Entre los principales puntos del texto se puede observar que la ley no limita el número de operadores en el territorio nacional y establece una tasa de autorización de 22,2 millones de reales válida por cinco años.
La explotación de las apuestas deportivas dependerá de la autorización del Ejecutivo Federal, sin límite en el número de autorizaciones y será realizada por personas jurídicas de derecho privado que presten el servicio a apostadores ubicados en todo el territorio nacional.
Según el decreto, el modelo a adoptar es el de autorización, en el que el solicitante deberá presentar la solicitud de operación junto con los documentos que se relacionan en el documento.

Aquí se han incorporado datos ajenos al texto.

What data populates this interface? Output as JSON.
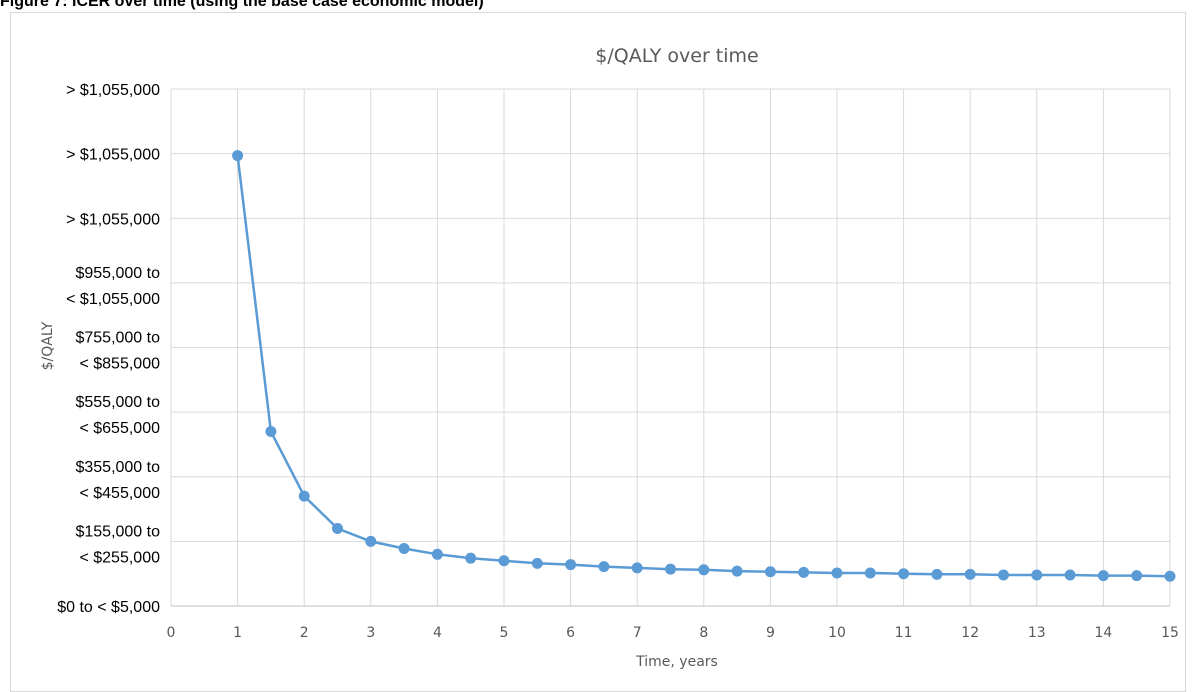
{
  "figure_caption": "Figure 7: ICER over time (using the base case economic model)",
  "chart_data": {
    "type": "line",
    "title": "$/QALY over time",
    "xlabel": "Time, years",
    "ylabel": "$/QALY",
    "xlim": [
      0,
      15
    ],
    "ylim": [
      0,
      8
    ],
    "x_ticks": [
      0,
      1,
      2,
      3,
      4,
      5,
      6,
      7,
      8,
      9,
      10,
      11,
      12,
      13,
      14,
      15
    ],
    "y_ticks": [
      {
        "value": 0,
        "lines": [
          "$0 to < $5,000"
        ]
      },
      {
        "value": 1,
        "lines": [
          "$155,000 to",
          "< $255,000"
        ]
      },
      {
        "value": 2,
        "lines": [
          "$355,000 to",
          "< $455,000"
        ]
      },
      {
        "value": 3,
        "lines": [
          "$555,000 to",
          "< $655,000"
        ]
      },
      {
        "value": 4,
        "lines": [
          "$755,000 to",
          "< $855,000"
        ]
      },
      {
        "value": 5,
        "lines": [
          "$955,000 to",
          "< $1,055,000"
        ]
      },
      {
        "value": 6,
        "lines": [
          "> $1,055,000"
        ]
      },
      {
        "value": 7,
        "lines": [
          "> $1,055,000"
        ]
      },
      {
        "value": 8,
        "lines": [
          "> $1,055,000"
        ]
      }
    ],
    "grid": true,
    "series": [
      {
        "color": "#5b9bd5",
        "x": [
          1,
          1.5,
          2,
          2.5,
          3,
          3.5,
          4,
          4.5,
          5,
          5.5,
          6,
          6.5,
          7,
          7.5,
          8,
          8.5,
          9,
          9.5,
          10,
          10.5,
          11,
          11.5,
          12,
          12.5,
          13,
          13.5,
          14,
          14.5,
          15
        ],
        "y": [
          6.97,
          2.7,
          1.7,
          1.2,
          1.0,
          0.89,
          0.8,
          0.74,
          0.7,
          0.66,
          0.64,
          0.61,
          0.59,
          0.57,
          0.56,
          0.54,
          0.53,
          0.52,
          0.51,
          0.51,
          0.5,
          0.49,
          0.49,
          0.48,
          0.48,
          0.48,
          0.47,
          0.47,
          0.46
        ]
      }
    ]
  }
}
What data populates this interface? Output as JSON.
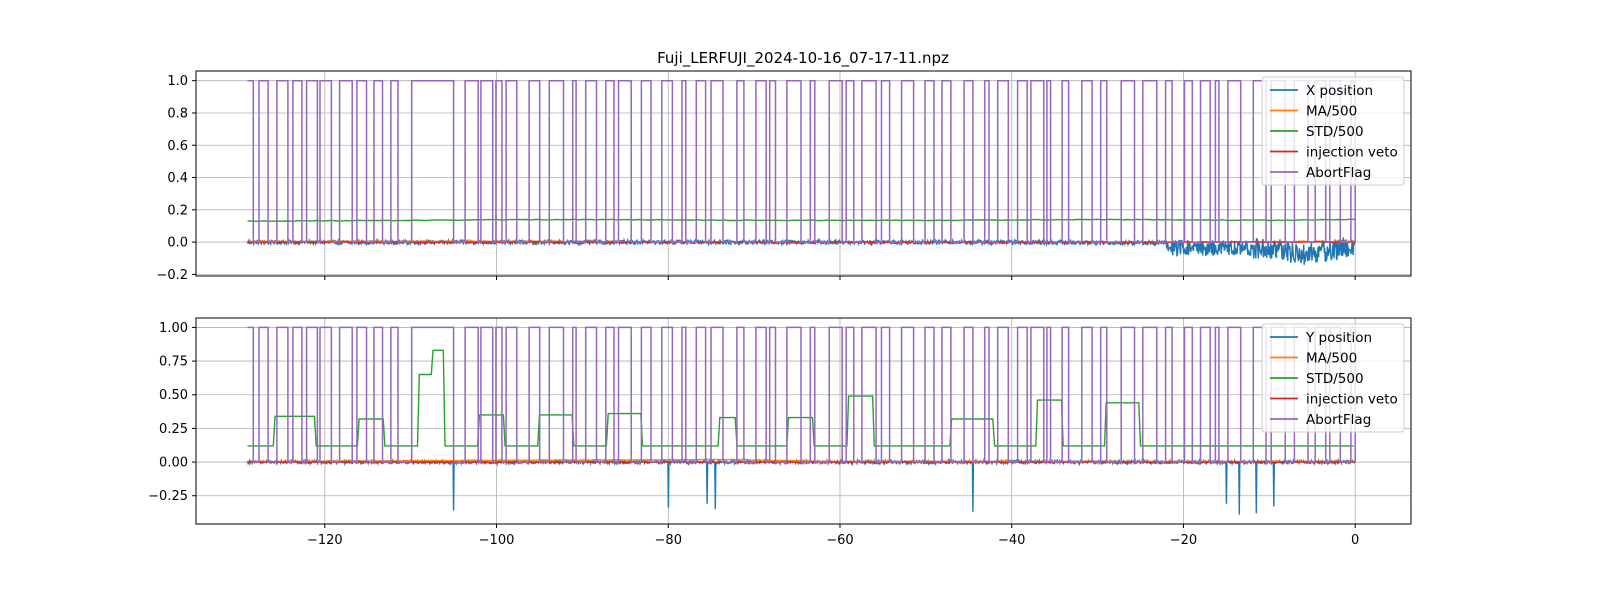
{
  "figure": {
    "title": "Fuji_LERFUJI_2024-10-16_07-17-11.npz"
  },
  "chart_data": [
    {
      "type": "line",
      "title": "Fuji_LERFUJI_2024-10-16_07-17-11.npz",
      "xlabel": "",
      "ylabel": "",
      "xlim": [
        -135,
        6.5
      ],
      "ylim": [
        -0.21,
        1.06
      ],
      "xticks": [
        -120,
        -100,
        -80,
        -60,
        -40,
        -20,
        0
      ],
      "xtick_labels_visible": false,
      "yticks": [
        -0.2,
        0.0,
        0.2,
        0.4,
        0.6,
        0.8,
        1.0
      ],
      "ytick_labels": [
        "−0.2",
        "0.0",
        "0.2",
        "0.4",
        "0.6",
        "0.8",
        "1.0"
      ],
      "grid": true,
      "legend_placement": "upper right",
      "series": [
        {
          "name": "X position",
          "color": "#1f77b4",
          "baseline": 0.0,
          "description_points": [
            [
              -129,
              -0.01
            ],
            [
              -60,
              0.0
            ],
            [
              -40,
              -0.02
            ],
            [
              -20,
              -0.07
            ],
            [
              -10,
              -0.08
            ],
            [
              -6,
              -0.15
            ],
            [
              0,
              -0.05
            ]
          ]
        },
        {
          "name": "MA/500",
          "color": "#ff7f0e",
          "points": [
            [
              -129,
              0.005
            ],
            [
              -100,
              0.005
            ],
            [
              -60,
              0.0
            ],
            [
              -20,
              0.0
            ],
            [
              0,
              0.005
            ]
          ]
        },
        {
          "name": "STD/500",
          "color": "#2ca02c",
          "points": [
            [
              -129,
              0.13
            ],
            [
              -110,
              0.135
            ],
            [
              -90,
              0.14
            ],
            [
              -70,
              0.135
            ],
            [
              -50,
              0.135
            ],
            [
              -30,
              0.14
            ],
            [
              -10,
              0.135
            ],
            [
              0,
              0.14
            ]
          ]
        },
        {
          "name": "injection veto",
          "color": "#d62728",
          "points": [
            [
              -129,
              0.0
            ],
            [
              0,
              0.0
            ]
          ]
        },
        {
          "name": "AbortFlag",
          "color": "#9467bd",
          "high_intervals": [
            [
              -129,
              -128
            ],
            [
              -110.5,
              -105
            ],
            [
              -85,
              -80
            ],
            [
              -70,
              -65
            ],
            [
              -50,
              -45
            ],
            [
              -30,
              -28
            ]
          ],
          "levels": [
            0,
            1
          ]
        }
      ]
    },
    {
      "type": "line",
      "title": "",
      "xlabel": "",
      "ylabel": "",
      "xlim": [
        -135,
        6.5
      ],
      "ylim": [
        -0.46,
        1.07
      ],
      "xticks": [
        -120,
        -100,
        -80,
        -60,
        -40,
        -20,
        0
      ],
      "xtick_labels": [
        "−120",
        "−100",
        "−80",
        "−60",
        "−40",
        "−20",
        "0"
      ],
      "yticks": [
        -0.25,
        0.0,
        0.25,
        0.5,
        0.75,
        1.0
      ],
      "ytick_labels": [
        "−0.25",
        "0.00",
        "0.25",
        "0.50",
        "0.75",
        "1.00"
      ],
      "grid": true,
      "legend_placement": "upper right",
      "series": [
        {
          "name": "Y position",
          "color": "#1f77b4",
          "baseline": 0.0,
          "spikes": [
            [
              -105,
              -0.36
            ],
            [
              -80,
              -0.34
            ],
            [
              -75.5,
              -0.31
            ],
            [
              -74.5,
              -0.35
            ],
            [
              -44.5,
              -0.37
            ],
            [
              -15,
              -0.31
            ],
            [
              -13.5,
              -0.39
            ],
            [
              -11.5,
              -0.38
            ],
            [
              -9.5,
              -0.33
            ]
          ]
        },
        {
          "name": "MA/500",
          "color": "#ff7f0e",
          "points": [
            [
              -129,
              0.005
            ],
            [
              -73,
              0.02
            ],
            [
              -60,
              0.005
            ],
            [
              0,
              0.005
            ]
          ]
        },
        {
          "name": "STD/500",
          "color": "#2ca02c",
          "points": [
            [
              -129,
              0.12
            ],
            [
              -126,
              0.34
            ],
            [
              -121,
              0.12
            ],
            [
              -116,
              0.32
            ],
            [
              -113,
              0.12
            ],
            [
              -109,
              0.65
            ],
            [
              -107.5,
              0.83
            ],
            [
              -106,
              0.12
            ],
            [
              -102,
              0.35
            ],
            [
              -99,
              0.12
            ],
            [
              -95,
              0.35
            ],
            [
              -91,
              0.12
            ],
            [
              -87,
              0.36
            ],
            [
              -83,
              0.12
            ],
            [
              -74,
              0.33
            ],
            [
              -72,
              0.12
            ],
            [
              -66,
              0.33
            ],
            [
              -63,
              0.12
            ],
            [
              -59,
              0.49
            ],
            [
              -56,
              0.12
            ],
            [
              -47,
              0.32
            ],
            [
              -42,
              0.12
            ],
            [
              -37,
              0.46
            ],
            [
              -34,
              0.12
            ],
            [
              -29,
              0.44
            ],
            [
              -25,
              0.12
            ],
            [
              0,
              0.12
            ]
          ]
        },
        {
          "name": "injection veto",
          "color": "#d62728",
          "points": [
            [
              -129,
              0.0
            ],
            [
              0,
              0.0
            ]
          ]
        },
        {
          "name": "AbortFlag",
          "color": "#9467bd",
          "high_intervals": [
            [
              -129,
              -128
            ],
            [
              -110.5,
              -105
            ],
            [
              -85,
              -80
            ],
            [
              -70,
              -65
            ],
            [
              -50,
              -45
            ],
            [
              -30,
              -28
            ]
          ],
          "levels": [
            0,
            1
          ]
        }
      ]
    }
  ]
}
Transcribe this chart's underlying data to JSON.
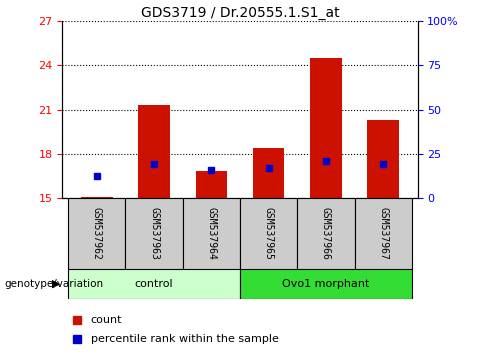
{
  "title": "GDS3719 / Dr.20555.1.S1_at",
  "samples": [
    "GSM537962",
    "GSM537963",
    "GSM537964",
    "GSM537965",
    "GSM537966",
    "GSM537967"
  ],
  "count_values": [
    15.1,
    21.3,
    16.85,
    18.4,
    24.5,
    20.3
  ],
  "percentile_values": [
    16.5,
    17.3,
    16.9,
    17.05,
    17.5,
    17.3
  ],
  "ylim_left": [
    15,
    27
  ],
  "ylim_right": [
    0,
    100
  ],
  "yticks_left": [
    15,
    18,
    21,
    24,
    27
  ],
  "yticks_right": [
    0,
    25,
    50,
    75,
    100
  ],
  "ytick_labels_right": [
    "0",
    "25",
    "50",
    "75",
    "100%"
  ],
  "groups": [
    {
      "label": "control",
      "indices": [
        0,
        1,
        2
      ],
      "color": "#ccffcc"
    },
    {
      "label": "Ovo1 morphant",
      "indices": [
        3,
        4,
        5
      ],
      "color": "#33dd33"
    }
  ],
  "bar_color": "#cc1100",
  "percentile_color": "#0000cc",
  "bar_bottom": 15,
  "bar_width": 0.55,
  "legend_items": [
    {
      "label": "count",
      "color": "#cc1100"
    },
    {
      "label": "percentile rank within the sample",
      "color": "#0000cc"
    }
  ],
  "genotype_label": "genotype/variation",
  "title_fontsize": 10,
  "tick_fontsize": 8,
  "group_fontsize": 8,
  "sample_fontsize": 7,
  "legend_fontsize": 8
}
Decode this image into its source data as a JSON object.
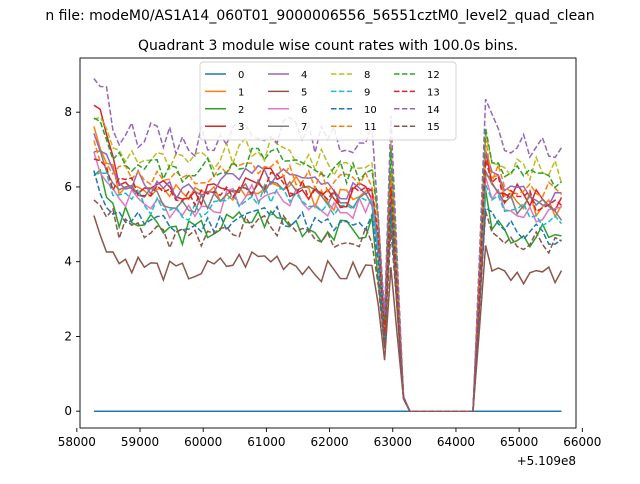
{
  "chart_data": {
    "type": "line",
    "suptitle": "n file: modeM0/AS1A14_060T01_9000006556_56551cztM0_level2_quad_clean",
    "title": "Quadrant 3 module wise count rates with 100.0s bins.",
    "xlabel": "",
    "ylabel": "",
    "x_offset_label": "+5.109e8",
    "xlim": [
      58050,
      65900
    ],
    "ylim": [
      -0.45,
      9.45
    ],
    "xticks": [
      58000,
      59000,
      60000,
      61000,
      62000,
      63000,
      64000,
      65000,
      66000
    ],
    "yticks": [
      0,
      2,
      4,
      6,
      8
    ],
    "grid": false,
    "legend_position": "top-center",
    "legend_columns": 4,
    "x_range": [
      58270,
      65670
    ],
    "bin_width": 100,
    "gap_start": 63370,
    "gap_end": 64370,
    "series": [
      {
        "name": "0",
        "color": "#1f77b4",
        "dash": "solid",
        "mean": 0.0,
        "start": 0.0,
        "noise": 0.0,
        "seed": 1
      },
      {
        "name": "1",
        "color": "#ff7f0e",
        "dash": "solid",
        "mean": 5.9,
        "start": 7.7,
        "noise": 0.35,
        "seed": 2
      },
      {
        "name": "2",
        "color": "#2ca02c",
        "dash": "solid",
        "mean": 5.0,
        "start": 6.5,
        "noise": 0.35,
        "seed": 3
      },
      {
        "name": "3",
        "color": "#d62728",
        "dash": "solid",
        "mean": 6.0,
        "start": 8.5,
        "noise": 0.35,
        "seed": 4
      },
      {
        "name": "4",
        "color": "#9467bd",
        "dash": "solid",
        "mean": 6.1,
        "start": 7.2,
        "noise": 0.3,
        "seed": 5
      },
      {
        "name": "5",
        "color": "#8c564b",
        "dash": "solid",
        "mean": 3.9,
        "start": 5.1,
        "noise": 0.3,
        "seed": 6
      },
      {
        "name": "6",
        "color": "#e377c2",
        "dash": "solid",
        "mean": 5.6,
        "start": 6.9,
        "noise": 0.3,
        "seed": 7
      },
      {
        "name": "7",
        "color": "#7f7f7f",
        "dash": "solid",
        "mean": 5.8,
        "start": 7.0,
        "noise": 0.3,
        "seed": 8
      },
      {
        "name": "8",
        "color": "#bcbd22",
        "dash": "dashed",
        "mean": 6.8,
        "start": 8.0,
        "noise": 0.35,
        "seed": 9
      },
      {
        "name": "9",
        "color": "#17becf",
        "dash": "dashed",
        "mean": 5.6,
        "start": 6.6,
        "noise": 0.3,
        "seed": 10
      },
      {
        "name": "10",
        "color": "#1f77b4",
        "dash": "dashed",
        "mean": 5.1,
        "start": 6.2,
        "noise": 0.3,
        "seed": 11
      },
      {
        "name": "11",
        "color": "#ff7f0e",
        "dash": "dashed",
        "mean": 6.3,
        "start": 7.1,
        "noise": 0.3,
        "seed": 12
      },
      {
        "name": "12",
        "color": "#2ca02c",
        "dash": "dashed",
        "mean": 6.6,
        "start": 7.8,
        "noise": 0.3,
        "seed": 13
      },
      {
        "name": "13",
        "color": "#d62728",
        "dash": "dashed",
        "mean": 5.9,
        "start": 6.8,
        "noise": 0.3,
        "seed": 14
      },
      {
        "name": "14",
        "color": "#9467bd",
        "dash": "dashed",
        "mean": 7.4,
        "start": 9.1,
        "noise": 0.4,
        "seed": 15
      },
      {
        "name": "15",
        "color": "#8c564b",
        "dash": "dashed",
        "mean": 4.8,
        "start": 5.9,
        "noise": 0.3,
        "seed": 16
      }
    ]
  }
}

La competencia para autorizar, regular, fiscalizar e inspeccionar las apuestas deportivas corresponderá al Ministerio de Economía. El documento no trata la creación de un organismo para tal fin, por lo que se supone, a primera vista, que la SECAP será la encargada de tal atribución.
La competencia para autorizar, regular, fiscalizar e inspeccionar las apuestas deportivas corresponderá al Ministerio de Economía. El documento no menciona el organismo que tiene esta atribución, pero sí es seguro que estará dentro de la nueva Subsecretaría de Asuntos Especiales, Lotería y Zonas Francas de Exportación.
El ente regulador tendrá 30 días para revisar la documentación y notificar al interesado para que presente los documentos definitivos. Dentro de los 60 días, el regulador debe completar el análisis sobre la concesión de la solicitud.
Las empresas que operan en Brasil, cuando se publique el decreto, tendrán condiciones y plazos “no inferiores a seis meses para cumplir con las disposiciones del documento legal”.
El proyecto establece los documentos que se deben presentar al regulador para obtener la autorización para operar, incluida la acreditación de la calificación técnica, la constitución de la garantía bancaria o financiera y la certificación internacional de sus sistemas, entre otros requisitos.
Para que las empresas extranjeras operen en Brasil, deben tener sucursal en el país y capital y capacidad económica y financiera suficientes para sustentar la actividad a desarrollar. Al menos cuatro profesionales de la empresa deben ser designados para manejar la operación brasileña.